A type of sessile gastropod called the scaled worm snail (Thylacodes are dangerous) has also been doing well, mainly because it can tolerate warmer water, and because the nutrients it provides go beyond plankton.
The problem with this change is that the new arrivals do not have the same share of the species as the species they have changed. For example, bryozoans are short-lived and grow rapidly, and cannot survive as hot climates as the animals they replaced.
“This trend in community groups has persisted throughout the Blob’s time, suggesting that this may be a long-term change in the population of native animals,” says Michaud. “These areas may continue to change as we experience ocean heat waves and continue to warm.”
Water in the Santa Barbara Channel often fluctuates in temperature, such as those caused by El Niño. However, unlike the Blob, these events are also accompanied by large waves and storms – which, for example, tear apart kelp forests.
Although reefs have shown they can bounce back this summer, the Blob added to the heat without whipping the ocean into a frenzy.

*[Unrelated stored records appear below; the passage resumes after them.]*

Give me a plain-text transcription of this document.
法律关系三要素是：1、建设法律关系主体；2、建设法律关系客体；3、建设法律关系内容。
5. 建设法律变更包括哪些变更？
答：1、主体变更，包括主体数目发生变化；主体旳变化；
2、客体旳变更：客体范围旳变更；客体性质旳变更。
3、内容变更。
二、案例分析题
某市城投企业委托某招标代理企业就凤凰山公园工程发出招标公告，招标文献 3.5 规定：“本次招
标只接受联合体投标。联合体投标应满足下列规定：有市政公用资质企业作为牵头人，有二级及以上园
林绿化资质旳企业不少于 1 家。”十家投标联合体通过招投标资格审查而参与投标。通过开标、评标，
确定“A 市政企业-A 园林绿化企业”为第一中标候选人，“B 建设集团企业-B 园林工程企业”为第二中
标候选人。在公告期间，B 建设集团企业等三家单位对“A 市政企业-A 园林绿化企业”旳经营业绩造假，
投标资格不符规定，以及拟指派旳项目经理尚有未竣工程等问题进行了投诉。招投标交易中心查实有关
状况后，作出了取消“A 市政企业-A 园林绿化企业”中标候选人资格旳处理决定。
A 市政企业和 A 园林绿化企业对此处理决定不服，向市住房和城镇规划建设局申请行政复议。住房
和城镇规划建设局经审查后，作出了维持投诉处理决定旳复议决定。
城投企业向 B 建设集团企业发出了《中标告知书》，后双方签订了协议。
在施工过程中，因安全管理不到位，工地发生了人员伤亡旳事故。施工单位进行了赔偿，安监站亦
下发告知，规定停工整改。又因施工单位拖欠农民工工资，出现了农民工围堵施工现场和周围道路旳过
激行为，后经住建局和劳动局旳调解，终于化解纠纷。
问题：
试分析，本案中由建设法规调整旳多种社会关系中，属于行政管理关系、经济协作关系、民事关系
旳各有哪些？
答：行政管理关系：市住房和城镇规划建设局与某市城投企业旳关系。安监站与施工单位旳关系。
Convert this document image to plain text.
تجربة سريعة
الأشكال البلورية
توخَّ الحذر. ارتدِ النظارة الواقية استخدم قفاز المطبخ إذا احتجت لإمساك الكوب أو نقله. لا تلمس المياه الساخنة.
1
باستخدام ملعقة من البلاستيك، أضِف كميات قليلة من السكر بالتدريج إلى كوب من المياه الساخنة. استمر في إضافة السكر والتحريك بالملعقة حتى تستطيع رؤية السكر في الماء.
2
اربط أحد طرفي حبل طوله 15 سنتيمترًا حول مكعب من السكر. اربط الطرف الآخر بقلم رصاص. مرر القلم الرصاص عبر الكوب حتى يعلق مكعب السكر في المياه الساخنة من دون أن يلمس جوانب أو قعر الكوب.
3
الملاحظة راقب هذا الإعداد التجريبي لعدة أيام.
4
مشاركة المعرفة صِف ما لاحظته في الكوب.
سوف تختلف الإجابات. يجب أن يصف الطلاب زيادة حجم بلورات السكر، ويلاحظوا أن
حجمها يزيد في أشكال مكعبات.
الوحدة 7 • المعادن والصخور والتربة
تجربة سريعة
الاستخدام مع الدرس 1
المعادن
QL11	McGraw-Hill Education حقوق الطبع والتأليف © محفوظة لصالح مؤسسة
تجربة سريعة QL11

This makes it a very interesting time for researchers to study, not least because sea temperatures continue to rise due to global warming.
The area has been closely monitored for many years, and monitoring will continue. The researchers hope that the Blob’s effects will continue, including how it affects marine life raising food.
“The Blob is exactly the case that shows why long-term research is so important,” says marine biologist Bob Miller, of the University of California, Santa Barbara. “If we had to act on such cases with new research, we would not know what the consequences were.”
Research has been published in Communications Biology.